I'm only going to need BEGIN and a pattern block

BEGIN { # this is executed only once before any rows are processed. }
NR > 1 { #NR is the Row number. I'm going to skip the 1st row. }

Because its a simple CSV file I'm going to set the delimiter to a comma ',' in the BEGIN block.

BEGIN { 
        FS = ","    # input field seperator 
        OFS = ","   # output field seperator
}

These can also be regular expressions and you can even change then on a line by line basis. Pretty cool!

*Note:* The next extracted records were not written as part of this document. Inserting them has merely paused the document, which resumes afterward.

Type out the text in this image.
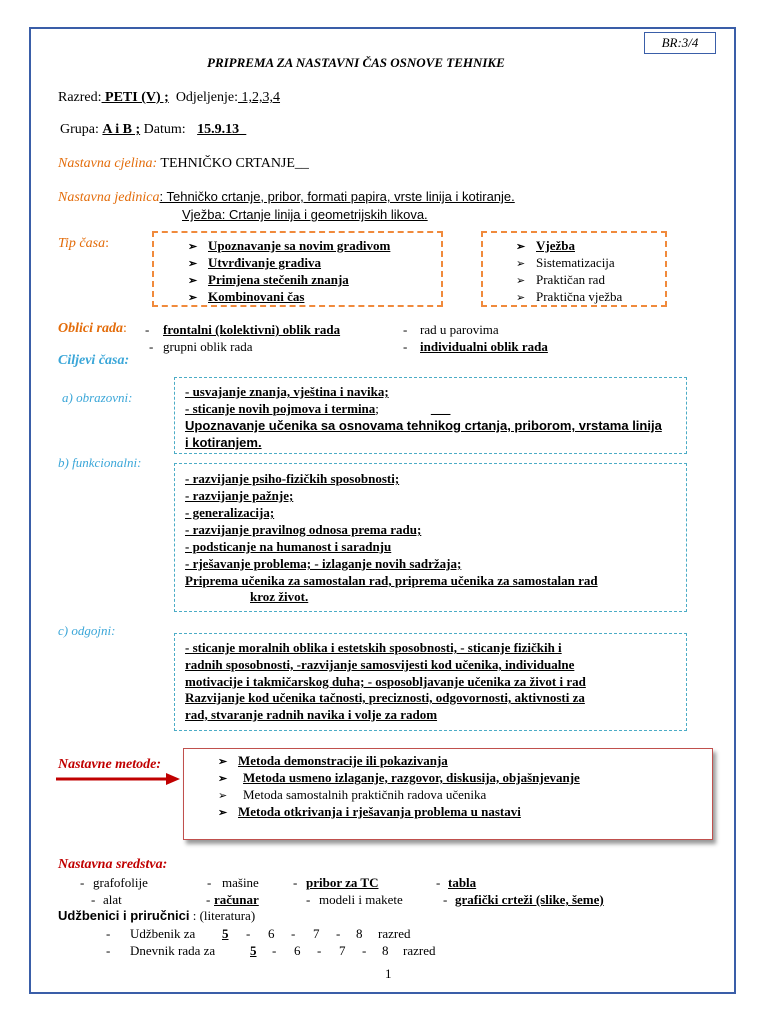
BR:3/4
PRIPREMA ZA NASTAVNI ČAS OSNOVE TEHNIKE
Razred: PETI (V) ; Odjeljenje: 1,2,3,4
Grupa: A i B ; Datum: 15.9.13_
Nastavna cjelina: TEHNIČKO CRTANJE__
Nastavna jedinica: Tehničko crtanje, pribor, formati papira, vrste linija i kotiranje.
Vježba: Crtanje linija i geometrijskih likova.
Tip časa:	➢ Upoznavanje sa novim gradivom
➢ Utvrđivanje gradiva
➢ Primjena stečenih znanja
➢ Kombinovani čas
➢ Vježba
➢ Sistematizacija
➢ Praktičan rad
➢ Praktična vježba
Oblici rada: - frontalni (kolektivni) oblik rada	- rad u parovima
- grupni oblik rada	- individualni oblik rada
Ciljevi časa:
a) obrazovni:	- usvajanje znanja, vještina i navika;
- sticanje novih pojmova i termina;	___
Upoznavanje učenika sa osnovama tehnikog crtanja, priborom, vrstama linija
i kotiranjem.
b) funkcionalni:
- razvijanje psiho-fizičkih sposobnosti;
- razvijanje pažnje;
- generalizacija;
- razvijanje pravilnog odnosa prema radu;
- podsticanje na humanost i saradnju
- rješavanje problema; - izlaganje novih sadržaja;
Priprema učenika za samostalan rad, priprema učenika za samostalan rad
kroz život.
c) odgojni:
- sticanje moralnih oblika i estetskih sposobnosti, - sticanje fizičkih i
radnih sposobnosti, -razvijanje samosvijesti kod učenika, individualne
motivacije i takmičarskog duha; - osposobljavanje učenika za život i rad
Razvijanje kod učenika tačnosti, preciznosti, odgovornosti, aktivnosti za
rad, stvaranje radnih navika i volje za radom
Nastavne metode:	➢ Metoda demonstracije ili pokazivanja
➢ Metoda usmeno izlaganje, razgovor, diskusija, objašnjevanje
➢ Metoda samostalnih praktičnih radova učenika
➢ Metoda otkrivanja i rješavanja problema u nastavi
Nastavna sredstva:
- grafofolije	- mašine	- pribor za TC	- tabla
- alat	- računar	- modeli i makete	- grafički crteži (slike, šeme)
Udžbenici i priručnici : (literatura)
- Udžbenik za 5 - 6 - 7 - 8 razred
- Dnevnik rada za	5 - 6 - 7 - 8 razred
1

Output only certain columns

This is the easy part with Awk. Each column gets a number and you can reference each with the dollar sign, so $1 = column 1, $2 = column 2 etc. Coz I don't feel certain about the future of the column order I'm going to take it a step further and give them my own variable names so I don't have to change much code of the column order changes:

NR > 1 {

    style = $1

    # tolower() is a Awk function that converts text to lowercase
    name = tolower($2)
    tag1 = tolower($3)
    tag2 = tolower($4)
    tag3 = tolower($18)
    sku = $6

    # convert to numbers and remove leading zeros by adding a zero
    qty = $7 + 0    
    rrp1 = $8 + 0
    rrp2 = $9 + 0
    weight = $20 + 0

    season = $16
    label = $17
    colour = tolower($19)
    size = $13

    # This prints the columns in the new order. The commas tell Awk to use the character set in OFS
    print name, style, sku, qty, rrp1, rrp2, weight, size, colour, tag1, tag2, tag3, label 
}

Removing unwanted characters

The data as some asterisks (*) in there that are going to confuse the import script. Also, I want to replace the * with a nicer 'One Size' value which will make more sense in the shop when people are looking are products. Awk does Regular Expression (RegEx) natively. So a RegEx to find an asterisks would be

/\*/

Awk also has a fund and replace function called gsub which takes RegEx's so I can just stick this little 'if' statement in before the final print statement and we're done:

# Getting rid  of the * for size and sku. ~ means regular expression
if(sku ~ /\*/)
{
    // Replace the * with nothing ""
    gsub(/\*/, "", sku)
    // Change the size from * to "One Size"
    size = "One Size"
}

Removing leading and trailing whitespace

I fond this 'for' loop in the Awk one liners. Its a basic pattern on how to do something to all the columns of each row, one at a time:

# delete BOTH leading and trailing whitespace from each line
for (i=1; i<=NF; i++)
    gsub(/^[ \t]+|[ \t]+$/, "", $i) 

Again we're using the RegEx here (which looks ugly even for simple RegEx!). The main trick here is that we're using the for loop variable 'i' to reference each column '$i'. The NF variable is an Awk variable that hold the number of columns (fields) for the current row.

Custom column headings

My import script will match the column headings to fields for products so I want to ignore the first line of the file and print my own. To ignore the first line I'm using the block level pattern (as discussed above)

NR > 1 { ... }

Which skips the first line. Then in the BEGIN block I'm going to print my first line

# Print nice column headings, remember to update if final print order changes!
print "name, style, sku, qty, rrp1, rrp2, weight, size, colour, tag1, tag2, tag3, label";

which is just me copy&paste'ing the last print line and putting quotes around it (so should be fairly painless in the future if the column order changes).

Using it

Finally to execute it I'm taking Barnett's advice and . Also, I'm actually using gawk, which is the GNU Awk but works pretty much the same with a few extras that I didn't use, so I just put this line at the beginning of my file.

#!/usr/local/bin/gawk -f

and then change the permissions on the file to executable like so

chmod +x myScipt.awk

the at the command prompt (assuming the script is in my path)

myScipt.awk EXCEL_DATA_FILE.csv > clean_output_file.csv

and clean_output_file.csv should have the clean data in it. YAY!

References

Awk - A Tutorial and Introduction - by Bruce Barnett
Good one for getting you up to speed and down with the basics.
Awk one liners
Some neat tricks in here.
10 Awk Tips, Tricks and Pitfalls
Once you know a little AWK this help you get good style. Also there is a section called "Parse CSV" which is worth a read.